Resources
I have tried to give an answer where the definitions are chosen such that they will be compatible with as many fields I could think of. For example one may choose to define the differential to not necessarily be linear, but I have not taken this approach. Most of what I have written is based on various resources that I have listed below, but I emphasize once again that the definitions in these resources may clash with other uses of differential in the literature.
I highly recommend looking at the presentation on "Differentiation in Linear Spaces" by Simovici - especially for the definition of differential. He also has examples in the second part of the presentation. For discussion of terminology and definitions around Fréchet and Gateaux derivatives and variations I have found this appendix on "Differentiation in Abstract Spaces" by Tapia to be very nice (jump to figure 7.1 for a visual summary). For counterexamples of Gateaux differentiable functions that are not Fréchet differentiable see the nice figures in this handout on calculus of variations by Slastikov and Kitavtsev. You can also look at "Introduction of Fréchet and Gateaux Derivative" by Bemardi and Enyari and the section on generalized derivatives in Jahn's book "Introduction to the Theory of Nonlinear Optimization".

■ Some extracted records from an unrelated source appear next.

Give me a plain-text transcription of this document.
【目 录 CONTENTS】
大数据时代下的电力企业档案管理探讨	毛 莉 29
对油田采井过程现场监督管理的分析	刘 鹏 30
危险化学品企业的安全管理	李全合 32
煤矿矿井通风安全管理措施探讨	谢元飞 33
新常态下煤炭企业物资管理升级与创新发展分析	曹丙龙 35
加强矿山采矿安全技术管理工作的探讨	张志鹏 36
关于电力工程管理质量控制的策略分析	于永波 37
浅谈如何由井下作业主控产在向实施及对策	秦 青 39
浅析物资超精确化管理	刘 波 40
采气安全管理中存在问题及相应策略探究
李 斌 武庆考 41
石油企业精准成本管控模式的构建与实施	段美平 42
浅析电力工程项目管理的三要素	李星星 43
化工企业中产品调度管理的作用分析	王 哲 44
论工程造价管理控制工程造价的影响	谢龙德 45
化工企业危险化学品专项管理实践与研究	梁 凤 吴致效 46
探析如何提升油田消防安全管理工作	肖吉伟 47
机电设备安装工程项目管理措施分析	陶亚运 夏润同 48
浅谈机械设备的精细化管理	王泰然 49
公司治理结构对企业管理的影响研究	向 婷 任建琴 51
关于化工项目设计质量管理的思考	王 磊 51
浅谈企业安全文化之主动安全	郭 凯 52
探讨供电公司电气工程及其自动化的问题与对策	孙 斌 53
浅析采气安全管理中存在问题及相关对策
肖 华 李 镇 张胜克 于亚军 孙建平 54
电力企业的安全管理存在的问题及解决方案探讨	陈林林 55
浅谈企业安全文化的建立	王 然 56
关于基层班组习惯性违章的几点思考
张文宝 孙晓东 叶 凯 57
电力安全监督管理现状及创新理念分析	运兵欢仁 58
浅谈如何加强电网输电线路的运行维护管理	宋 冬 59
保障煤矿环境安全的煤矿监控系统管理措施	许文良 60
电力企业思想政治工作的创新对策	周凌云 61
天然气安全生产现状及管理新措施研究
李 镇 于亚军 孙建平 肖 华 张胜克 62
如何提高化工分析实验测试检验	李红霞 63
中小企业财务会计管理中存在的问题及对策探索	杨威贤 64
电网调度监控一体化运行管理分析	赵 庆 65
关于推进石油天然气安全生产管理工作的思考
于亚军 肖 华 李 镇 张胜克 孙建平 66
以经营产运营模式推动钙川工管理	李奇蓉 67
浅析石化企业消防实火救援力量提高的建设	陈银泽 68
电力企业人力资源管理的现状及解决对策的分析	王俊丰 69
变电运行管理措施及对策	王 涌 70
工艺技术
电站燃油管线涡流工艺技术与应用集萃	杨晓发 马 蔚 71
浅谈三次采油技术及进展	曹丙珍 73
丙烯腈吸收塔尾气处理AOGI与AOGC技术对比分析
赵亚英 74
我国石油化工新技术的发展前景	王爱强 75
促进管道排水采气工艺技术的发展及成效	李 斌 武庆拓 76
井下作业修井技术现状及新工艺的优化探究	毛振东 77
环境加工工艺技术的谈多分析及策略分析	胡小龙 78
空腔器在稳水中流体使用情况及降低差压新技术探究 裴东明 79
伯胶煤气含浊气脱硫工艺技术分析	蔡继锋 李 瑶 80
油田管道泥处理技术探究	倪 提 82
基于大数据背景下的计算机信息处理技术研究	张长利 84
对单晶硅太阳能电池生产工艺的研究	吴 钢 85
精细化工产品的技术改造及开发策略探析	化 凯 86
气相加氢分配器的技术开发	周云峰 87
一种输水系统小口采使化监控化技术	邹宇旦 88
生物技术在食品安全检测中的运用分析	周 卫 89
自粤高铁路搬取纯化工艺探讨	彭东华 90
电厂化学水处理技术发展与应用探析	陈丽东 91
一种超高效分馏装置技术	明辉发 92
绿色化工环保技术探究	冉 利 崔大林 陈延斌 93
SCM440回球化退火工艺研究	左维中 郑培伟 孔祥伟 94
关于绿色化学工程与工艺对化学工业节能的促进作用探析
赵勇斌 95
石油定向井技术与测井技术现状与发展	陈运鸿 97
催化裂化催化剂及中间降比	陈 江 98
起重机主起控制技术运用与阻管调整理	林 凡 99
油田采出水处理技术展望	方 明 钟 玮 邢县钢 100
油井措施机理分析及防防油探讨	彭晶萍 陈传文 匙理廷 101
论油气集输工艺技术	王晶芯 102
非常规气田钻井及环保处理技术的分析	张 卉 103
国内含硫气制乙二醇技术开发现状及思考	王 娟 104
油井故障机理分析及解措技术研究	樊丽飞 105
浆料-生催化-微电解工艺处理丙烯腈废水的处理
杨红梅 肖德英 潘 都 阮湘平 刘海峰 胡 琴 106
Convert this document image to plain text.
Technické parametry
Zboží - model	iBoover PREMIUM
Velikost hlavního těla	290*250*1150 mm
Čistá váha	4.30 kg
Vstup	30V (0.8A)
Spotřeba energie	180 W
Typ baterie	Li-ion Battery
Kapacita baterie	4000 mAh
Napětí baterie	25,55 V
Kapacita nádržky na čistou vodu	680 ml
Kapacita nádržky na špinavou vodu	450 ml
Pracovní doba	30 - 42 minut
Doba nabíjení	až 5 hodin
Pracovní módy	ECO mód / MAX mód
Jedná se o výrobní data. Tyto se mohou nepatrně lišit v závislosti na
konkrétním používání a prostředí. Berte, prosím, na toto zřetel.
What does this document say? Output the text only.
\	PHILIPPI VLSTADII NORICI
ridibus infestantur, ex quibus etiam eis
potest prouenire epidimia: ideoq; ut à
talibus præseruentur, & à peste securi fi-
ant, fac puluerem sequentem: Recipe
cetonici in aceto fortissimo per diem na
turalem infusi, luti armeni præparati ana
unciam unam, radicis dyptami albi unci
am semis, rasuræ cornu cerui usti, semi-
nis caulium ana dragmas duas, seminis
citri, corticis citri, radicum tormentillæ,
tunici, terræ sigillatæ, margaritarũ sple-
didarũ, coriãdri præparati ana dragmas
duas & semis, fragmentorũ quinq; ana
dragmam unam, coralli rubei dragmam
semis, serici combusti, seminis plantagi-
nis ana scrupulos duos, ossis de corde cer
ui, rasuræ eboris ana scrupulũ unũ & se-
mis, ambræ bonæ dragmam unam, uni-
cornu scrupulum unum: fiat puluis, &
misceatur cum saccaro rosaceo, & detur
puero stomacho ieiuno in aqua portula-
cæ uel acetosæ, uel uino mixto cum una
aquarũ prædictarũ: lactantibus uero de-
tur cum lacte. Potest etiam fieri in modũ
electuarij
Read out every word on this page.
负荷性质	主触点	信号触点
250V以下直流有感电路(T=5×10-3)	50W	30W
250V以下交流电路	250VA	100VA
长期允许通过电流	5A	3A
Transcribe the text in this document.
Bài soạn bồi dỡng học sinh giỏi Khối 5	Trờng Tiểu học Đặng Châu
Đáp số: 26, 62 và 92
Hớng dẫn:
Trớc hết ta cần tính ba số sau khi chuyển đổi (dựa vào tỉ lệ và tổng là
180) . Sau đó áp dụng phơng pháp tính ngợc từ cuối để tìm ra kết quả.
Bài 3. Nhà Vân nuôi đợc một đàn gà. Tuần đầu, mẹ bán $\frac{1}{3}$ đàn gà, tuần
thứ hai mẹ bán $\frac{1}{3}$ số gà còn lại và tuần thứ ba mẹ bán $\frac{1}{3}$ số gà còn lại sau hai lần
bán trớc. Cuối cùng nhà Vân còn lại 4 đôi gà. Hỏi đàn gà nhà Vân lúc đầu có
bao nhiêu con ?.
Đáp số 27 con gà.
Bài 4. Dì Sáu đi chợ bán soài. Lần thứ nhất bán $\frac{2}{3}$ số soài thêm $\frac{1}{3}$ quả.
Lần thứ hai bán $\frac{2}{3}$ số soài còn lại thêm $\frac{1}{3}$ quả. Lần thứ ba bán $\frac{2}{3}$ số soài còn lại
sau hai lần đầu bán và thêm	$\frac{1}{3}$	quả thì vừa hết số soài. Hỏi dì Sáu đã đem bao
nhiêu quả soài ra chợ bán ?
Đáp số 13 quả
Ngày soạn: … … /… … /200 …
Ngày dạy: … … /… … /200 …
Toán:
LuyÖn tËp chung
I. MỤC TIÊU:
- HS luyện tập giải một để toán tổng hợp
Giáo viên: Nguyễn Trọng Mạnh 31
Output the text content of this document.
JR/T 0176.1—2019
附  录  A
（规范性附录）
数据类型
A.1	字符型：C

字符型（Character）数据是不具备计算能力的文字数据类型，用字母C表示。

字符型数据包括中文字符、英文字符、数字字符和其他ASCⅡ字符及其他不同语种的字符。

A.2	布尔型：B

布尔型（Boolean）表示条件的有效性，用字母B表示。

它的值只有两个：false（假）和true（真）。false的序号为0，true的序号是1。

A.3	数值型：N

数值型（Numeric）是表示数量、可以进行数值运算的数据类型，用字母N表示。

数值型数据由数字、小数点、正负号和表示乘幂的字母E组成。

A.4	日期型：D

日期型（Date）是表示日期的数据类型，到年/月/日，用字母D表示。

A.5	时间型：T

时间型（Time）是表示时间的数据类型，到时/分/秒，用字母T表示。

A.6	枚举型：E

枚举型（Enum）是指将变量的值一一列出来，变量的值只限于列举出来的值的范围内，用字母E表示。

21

Total/Fréchet derivative for $f:\mathbb{R}^n\to\mathbb{R}^m$
The (total) derivative of a function $f:\mathbb{R}^n\to\mathbb{R}^m$ at point $x_0\in \mathbb{R}^n$, is defined as the (bounded) linear map $L$ such that
$$\lim_{v\to 0}\frac{\|f(x_0+v)-f(x_0)-L(v)\|}{\|v\|} = 0.$$
If there exists an $L$ satisfying the above, we say that $f$ is differentiable at $x_0$, and one can show that the derivative $L$ is unique (i.e. there is no $L'\ne L$ such that it also satisfies the above).
One typically uses the notation $D_{x_0}f, Df(x_0), d_{x_0}f, df(x_0), f'_{x_0}, f'(x_0)$ instead of $L$. The function-like notation is intentional as will become evident when I define the differential in a subsection below. The above definition of the total derivative is equivalent to there existing a linear map $df(x_0)$ such that
$$f(x_0+v) = f(x_0) + df(x_0)(v) + R(x_0,v), \quad \lim_{v\to 0}\frac{\|R(x,v)\|}{\|v\|} = 0.$$
That is, you can use it in the Taylor expansion.
Moreover, whenever the total derivative exists it agrees with the directional derivatives
$$Df(x_0)(v) = \partial_v f(x_0) := \lim_{\epsilon\to 0}\frac{f(x_0+\epsilon v)-f(x_0)}{\epsilon}.$$
Note that the directional derivatives existing does not guarantee that the total derivative exists.
The differential
Suppose that the total derivative of $f:\mathbb{R}^n\to\mathbb{R}^m$ exists on a subset $X\subseteq\mathbb{R}^n$. Then you can define the differential (see slide 6 of Simovici's prensentation for this definition) as the function $\delta f : X \times \mathbb{R}^n \to \mathbb{R}^m$ such that $\delta f(x_0; v) = df(x_0)(v)$. Note that the total derivative of $f$ at $x_0$ is a linear map $df(x_0):\mathbb{R}^n\to\mathbb{R}^n$, while the differential is a function of two arguments $\delta f : X \times \mathbb{R}^n \to \mathbb{R}^m$ that is linear in its second argument. For convenience one often reuses the notation of the derivative with an omitted point evaluation argument $df, Df, f'$ for the differential $\delta f$. Then $df =\delta f$, i.e., $df: X\times \mathbb{R}^n\to\mathbb{R}^m$. You can think of this as producing the derivative $df(x_0)$ from the differential $df$ through currying.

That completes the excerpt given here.